Kreiss-Tomkins went onto call passage of House Bill 216 one of his most inspirational life experiences. The bill was passed in mid-April by the House of Representatives without dissent. After a very public sit-in late in this year’s session by supporters demanding the Senate consider the bill, it was approved by an overwhelming majority in the Senate on April 20. Among those in attendance for the Thursday’s bill signing was Delores Churchill from Ketchikan. She is one of the few remaining speakers of “Haida” and she sits on the Alaska Native Language Preservation and Advisory Council. She said, “I am really excited about having our language come back to us and I have faith in the young people.”
Around 200 people crammed into a small conference room at the Dena’ina Center to witness Thursday’s bill signing ceremony including educator Lance Twitchell. He’s a Native language professor at the University of Alaska Southeast and he praised the work of Representative Kreiss-Tomkins and all of the other lawmakers and stakeholders who kept pressure on the Legislature to officially recognize the 20 Native languages as official languages of the State of Alaska.
“Our ancestors were beaten for speaking their language. Our people suffered tremendously,” said Twitchell, who has been at the forefront of efforts to preserve Native languages in Alaska. “Studies have shown that if a village can reach 50-percent proficiency in their own language the suicide rate drops to zero. So today we do this for our grandchildren, we do this for our ancestors.”
Thursday’s ceremony included speakers of nearly all the 20 newly official state languages and they all praised the work of the Alaska Legislature in finally getting official state recognition. House Minority Leader Chris Tuck (D-Anchorage) attended Thursday’s bill signing, which he characterized as monumental. He said, “The recognition of these languages as official state languages was long overdue and much of the credit goes to Representative Kreiss-Tomkins who brought together lawmakers from both sides of the aisle in the form of a bipartisan coalition to support the bill and Alaska’s Native people and their languages.”
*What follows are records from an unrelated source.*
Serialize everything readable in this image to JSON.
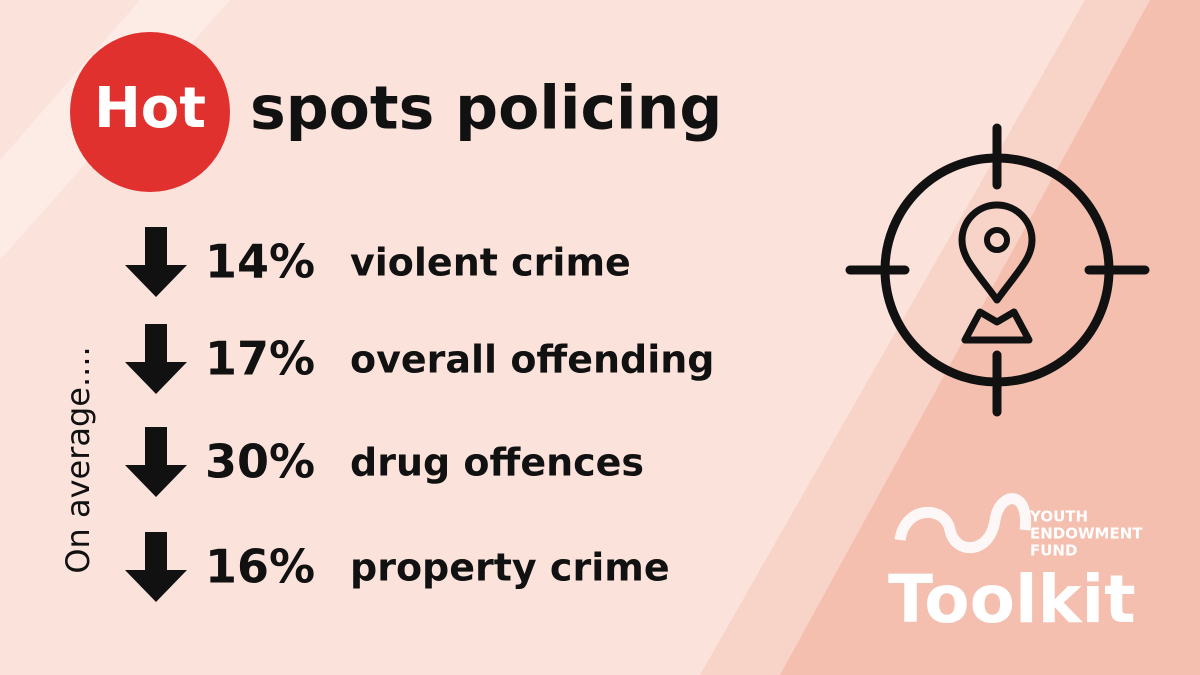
{
  "header": {
    "highlight": "Hot",
    "title": "spots policing"
  },
  "side_label": "On average....",
  "items": [
    {
      "change": "14%",
      "label": "violent crime"
    },
    {
      "change": "17%",
      "label": "overall offending"
    },
    {
      "change": "30%",
      "label": "drug offences"
    },
    {
      "change": "16%",
      "label": "property crime"
    }
  ],
  "logo": {
    "line1": "YOUTH",
    "line2": "ENDOWMENT",
    "line3": "FUND",
    "name": "Toolkit"
  }
}
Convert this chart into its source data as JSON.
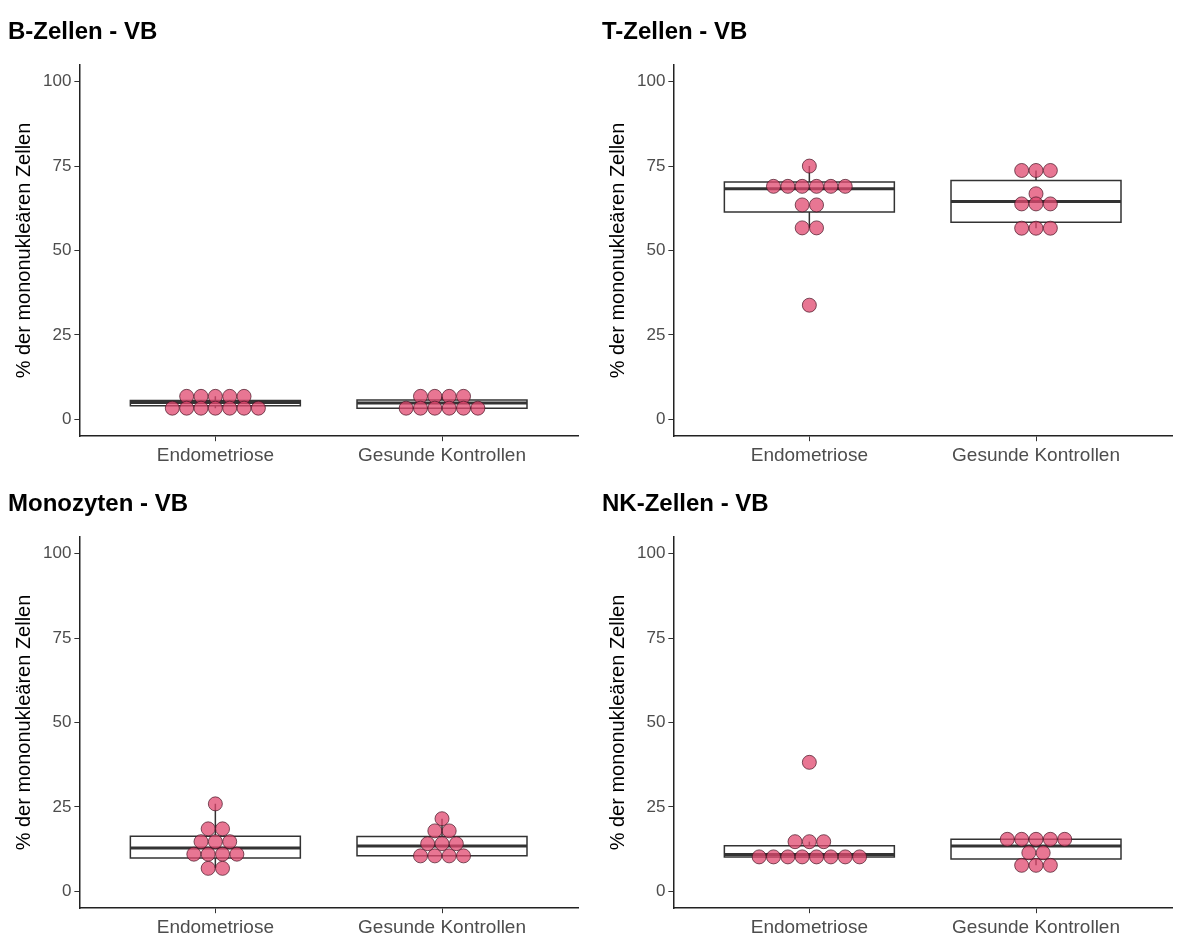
{
  "chart_data": [
    {
      "type": "box",
      "title": "B-Zellen - VB",
      "ylabel": "% der mononukleären Zellen",
      "categories": [
        "Endometriose",
        "Gesunde Kontrollen"
      ],
      "ylim": [
        -5,
        105
      ],
      "yticks": [
        0,
        25,
        50,
        75,
        100
      ],
      "boxes": [
        {
          "low": 3.3,
          "q1": 4.0,
          "median": 5.0,
          "q3": 5.6,
          "high": 6.8
        },
        {
          "low": 3.3,
          "q1": 3.3,
          "median": 4.8,
          "q3": 5.7,
          "high": 6.8
        }
      ],
      "series": [
        {
          "type": "scatter",
          "color": "#e0486f",
          "x": [
            "Endometriose",
            "Endometriose",
            "Endometriose",
            "Endometriose",
            "Endometriose",
            "Endometriose",
            "Endometriose",
            "Endometriose",
            "Endometriose",
            "Endometriose",
            "Endometriose",
            "Endometriose",
            "Gesunde Kontrollen",
            "Gesunde Kontrollen",
            "Gesunde Kontrollen",
            "Gesunde Kontrollen",
            "Gesunde Kontrollen",
            "Gesunde Kontrollen",
            "Gesunde Kontrollen",
            "Gesunde Kontrollen",
            "Gesunde Kontrollen",
            "Gesunde Kontrollen"
          ],
          "values": [
            6.8,
            6.8,
            6.8,
            6.8,
            6.8,
            3.3,
            3.3,
            3.3,
            3.3,
            3.3,
            3.3,
            3.3,
            6.8,
            6.8,
            6.8,
            6.8,
            3.3,
            3.3,
            3.3,
            3.3,
            3.3,
            3.3
          ]
        }
      ]
    },
    {
      "type": "box",
      "title": "T-Zellen - VB",
      "ylabel": "% der mononukleären Zellen",
      "categories": [
        "Endometriose",
        "Gesunde Kontrollen"
      ],
      "ylim": [
        -5,
        105
      ],
      "yticks": [
        0,
        25,
        50,
        75,
        100
      ],
      "boxes": [
        {
          "low": 56.7,
          "q1": 61.4,
          "median": 68.3,
          "q3": 70.3,
          "high": 75
        },
        {
          "low": 56.6,
          "q1": 58.4,
          "median": 64.5,
          "q3": 70.7,
          "high": 73.7
        }
      ],
      "series": [
        {
          "type": "scatter",
          "color": "#e0486f",
          "x": [
            "Endometriose",
            "Endometriose",
            "Endometriose",
            "Endometriose",
            "Endometriose",
            "Endometriose",
            "Endometriose",
            "Endometriose",
            "Endometriose",
            "Endometriose",
            "Endometriose",
            "Endometriose",
            "Gesunde Kontrollen",
            "Gesunde Kontrollen",
            "Gesunde Kontrollen",
            "Gesunde Kontrollen",
            "Gesunde Kontrollen",
            "Gesunde Kontrollen",
            "Gesunde Kontrollen",
            "Gesunde Kontrollen",
            "Gesunde Kontrollen",
            "Gesunde Kontrollen"
          ],
          "values": [
            75,
            69,
            69,
            69,
            69,
            69,
            69,
            63.5,
            63.5,
            56.7,
            56.7,
            33.8,
            73.7,
            73.7,
            73.7,
            66.8,
            63.8,
            63.8,
            63.8,
            56.6,
            56.6,
            56.6
          ]
        }
      ]
    },
    {
      "type": "box",
      "title": "Monozyten - VB",
      "ylabel": "% der mononukleären Zellen",
      "categories": [
        "Endometriose",
        "Gesunde Kontrollen"
      ],
      "ylim": [
        -5,
        105
      ],
      "yticks": [
        0,
        25,
        50,
        75,
        100
      ],
      "boxes": [
        {
          "low": 6.8,
          "q1": 9.9,
          "median": 12.8,
          "q3": 16.3,
          "high": 25.9
        },
        {
          "low": 10.5,
          "q1": 10.5,
          "median": 13.4,
          "q3": 16.2,
          "high": 21.5
        }
      ],
      "series": [
        {
          "type": "scatter",
          "color": "#e0486f",
          "x": [
            "Endometriose",
            "Endometriose",
            "Endometriose",
            "Endometriose",
            "Endometriose",
            "Endometriose",
            "Endometriose",
            "Endometriose",
            "Endometriose",
            "Endometriose",
            "Endometriose",
            "Endometriose",
            "Gesunde Kontrollen",
            "Gesunde Kontrollen",
            "Gesunde Kontrollen",
            "Gesunde Kontrollen",
            "Gesunde Kontrollen",
            "Gesunde Kontrollen",
            "Gesunde Kontrollen",
            "Gesunde Kontrollen",
            "Gesunde Kontrollen",
            "Gesunde Kontrollen"
          ],
          "values": [
            25.9,
            18.5,
            18.5,
            14.7,
            14.7,
            14.7,
            11,
            11,
            11,
            11,
            6.8,
            6.8,
            21.5,
            17.9,
            17.9,
            14.1,
            14.1,
            14.1,
            10.5,
            10.5,
            10.5,
            10.5
          ]
        }
      ]
    },
    {
      "type": "box",
      "title": "NK-Zellen - VB",
      "ylabel": "% der mononukleären Zellen",
      "categories": [
        "Endometriose",
        "Gesunde Kontrollen"
      ],
      "ylim": [
        -5,
        105
      ],
      "yticks": [
        0,
        25,
        50,
        75,
        100
      ],
      "boxes": [
        {
          "low": 10.2,
          "q1": 10.2,
          "median": 10.9,
          "q3": 13.5,
          "high": 14.7
        },
        {
          "low": 7.7,
          "q1": 9.6,
          "median": 13.4,
          "q3": 15.4,
          "high": 15.4
        }
      ],
      "series": [
        {
          "type": "scatter",
          "color": "#e0486f",
          "x": [
            "Endometriose",
            "Endometriose",
            "Endometriose",
            "Endometriose",
            "Endometriose",
            "Endometriose",
            "Endometriose",
            "Endometriose",
            "Endometriose",
            "Endometriose",
            "Endometriose",
            "Endometriose",
            "Gesunde Kontrollen",
            "Gesunde Kontrollen",
            "Gesunde Kontrollen",
            "Gesunde Kontrollen",
            "Gesunde Kontrollen",
            "Gesunde Kontrollen",
            "Gesunde Kontrollen",
            "Gesunde Kontrollen",
            "Gesunde Kontrollen",
            "Gesunde Kontrollen"
          ],
          "values": [
            38.2,
            14.7,
            14.7,
            14.7,
            10.2,
            10.2,
            10.2,
            10.2,
            10.2,
            10.2,
            10.2,
            10.2,
            15.4,
            15.4,
            15.4,
            15.4,
            15.4,
            11.4,
            11.4,
            7.7,
            7.7,
            7.7
          ]
        }
      ]
    }
  ]
}
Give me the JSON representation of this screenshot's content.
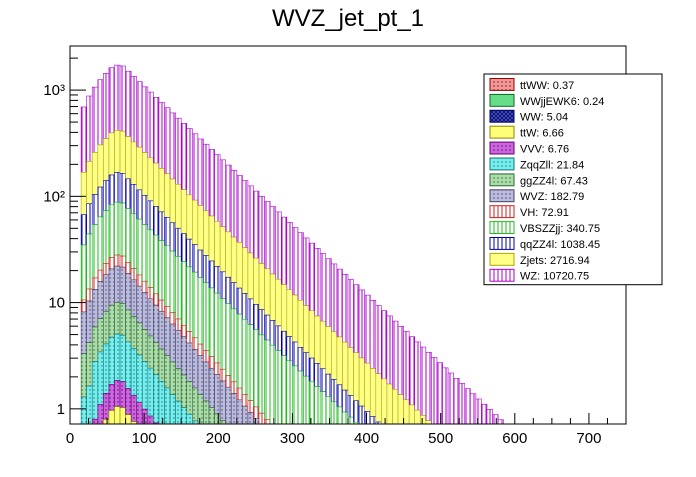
{
  "chart_data": {
    "type": "bar",
    "stacked": true,
    "log_y": true,
    "title": "WVZ_jet_pt_1",
    "xlabel": "",
    "ylabel": "",
    "xlim": [
      0,
      750
    ],
    "ylim": [
      0.72,
      2600
    ],
    "bin_width": 7.5,
    "x_ticks": [
      0,
      100,
      200,
      300,
      400,
      500,
      600,
      700
    ],
    "x_tick_labels": [
      "0",
      "100",
      "200",
      "300",
      "400",
      "500",
      "600",
      "700"
    ],
    "y_ticks": [
      1,
      10,
      100,
      1000
    ],
    "y_tick_labels": [
      "1",
      "10",
      "10²",
      "10³"
    ],
    "legend_position": "top-right",
    "series": [
      {
        "name": "ttWW",
        "label": "ttWW: 0.37",
        "color": "#ee9999",
        "edge": "#990000",
        "pattern": "dots",
        "peak": 0.03,
        "xstart": 30,
        "slope": 0.55
      },
      {
        "name": "WWjjEWK6",
        "label": "WWjjEWK6: 0.24",
        "color": "#66dd88",
        "edge": "#116622",
        "pattern": "solid",
        "peak": 0.02,
        "xstart": 30,
        "slope": 0.55
      },
      {
        "name": "WW",
        "label": "WW: 5.04",
        "color": "#4455bb",
        "edge": "#000066",
        "pattern": "cross",
        "peak": 0.3,
        "xstart": 30,
        "slope": 0.6
      },
      {
        "name": "ttW",
        "label": "ttW: 6.66",
        "color": "#ffff77",
        "edge": "#888800",
        "pattern": "solid",
        "peak": 0.7,
        "xstart": 30,
        "slope": 0.55
      },
      {
        "name": "VVV",
        "label": "VVV: 6.76",
        "color": "#cc66dd",
        "edge": "#660077",
        "pattern": "dots",
        "peak": 0.8,
        "xstart": 30,
        "slope": 0.55
      },
      {
        "name": "ZqqZll",
        "label": "ZqqZll: 21.84",
        "color": "#77eeee",
        "edge": "#117777",
        "pattern": "dots",
        "peak": 3.2,
        "xstart": 15,
        "slope": 0.52
      },
      {
        "name": "ggZZ4l",
        "label": "ggZZ4l: 67.43",
        "color": "#aaddaa",
        "edge": "#336633",
        "pattern": "dots",
        "peak": 5.0,
        "xstart": 15,
        "slope": 0.52
      },
      {
        "name": "WVZ",
        "label": "WVZ: 182.79",
        "color": "#bbbbdd",
        "edge": "#444466",
        "pattern": "dots",
        "peak": 12.0,
        "xstart": 15,
        "slope": 0.5
      },
      {
        "name": "VH",
        "label": "VH: 72.91",
        "color": "#ffffff",
        "edge": "#cc2222",
        "pattern": "vlines",
        "peak": 6.0,
        "xstart": 15,
        "slope": 0.5
      },
      {
        "name": "VBSZZjj",
        "label": "VBSZZjj: 340.75",
        "color": "#ffffff",
        "edge": "#22bb22",
        "pattern": "vlines",
        "peak": 60.0,
        "xstart": 15,
        "slope": 0.4
      },
      {
        "name": "qqZZ4l",
        "label": "qqZZ4l: 1038.45",
        "color": "#ffffff",
        "edge": "#0000aa",
        "pattern": "vlines",
        "peak": 80.0,
        "xstart": 15,
        "slope": 0.46
      },
      {
        "name": "Zjets",
        "label": "Zjets: 2716.94",
        "color": "#ffff88",
        "edge": "#aaaa00",
        "pattern": "solid",
        "peak": 250.0,
        "xstart": 15,
        "slope": 0.42
      },
      {
        "name": "WZ",
        "label": "WZ: 10720.75",
        "color": "#ffffff",
        "edge": "#aa00cc",
        "pattern": "vlines",
        "peak": 1300.0,
        "xstart": 15,
        "slope": 0.42
      }
    ]
  }
}
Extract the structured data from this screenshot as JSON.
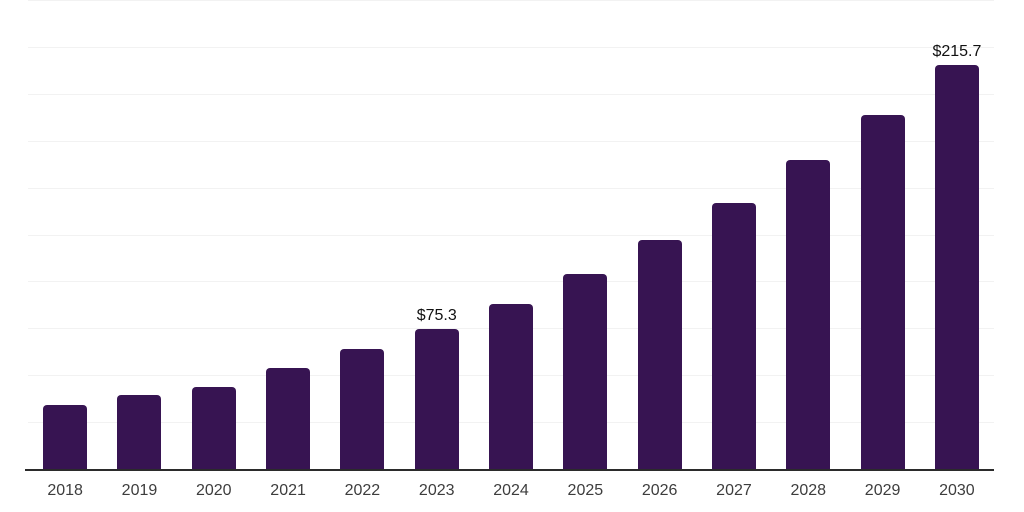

One of the members of the coalition was District 24 State Representative Charisse Millett (R-Anchorage). “How great would our ancestors feel to know that we are signing a bill that honors their languages,” said the Anchorage Republican. “Future generations will speak these languages and pass these languages on to each other.”
The 20 Alaska Native languages included in the House Bill 216 now join English as official languages of the state of Alaska. The new official languages are Inupiaq, Siberian Yupik, Central Alaskan Yup’ik, Alutiiq, Unangax, Dena’ina, Deg Xinag, Holikachuk, Koyukon, Upper Kuskokwim, Gwich’in, Tanana, Upper Tanana, Tanacross, Hän, Ahtna, Eyak, Tlingit, Haida, and Tsimshian.
While they are all now official state languages, House Bill 216 stipulates that there is no responsibility by the State or a municipal government to print documents or conduct meetings in any language other than English.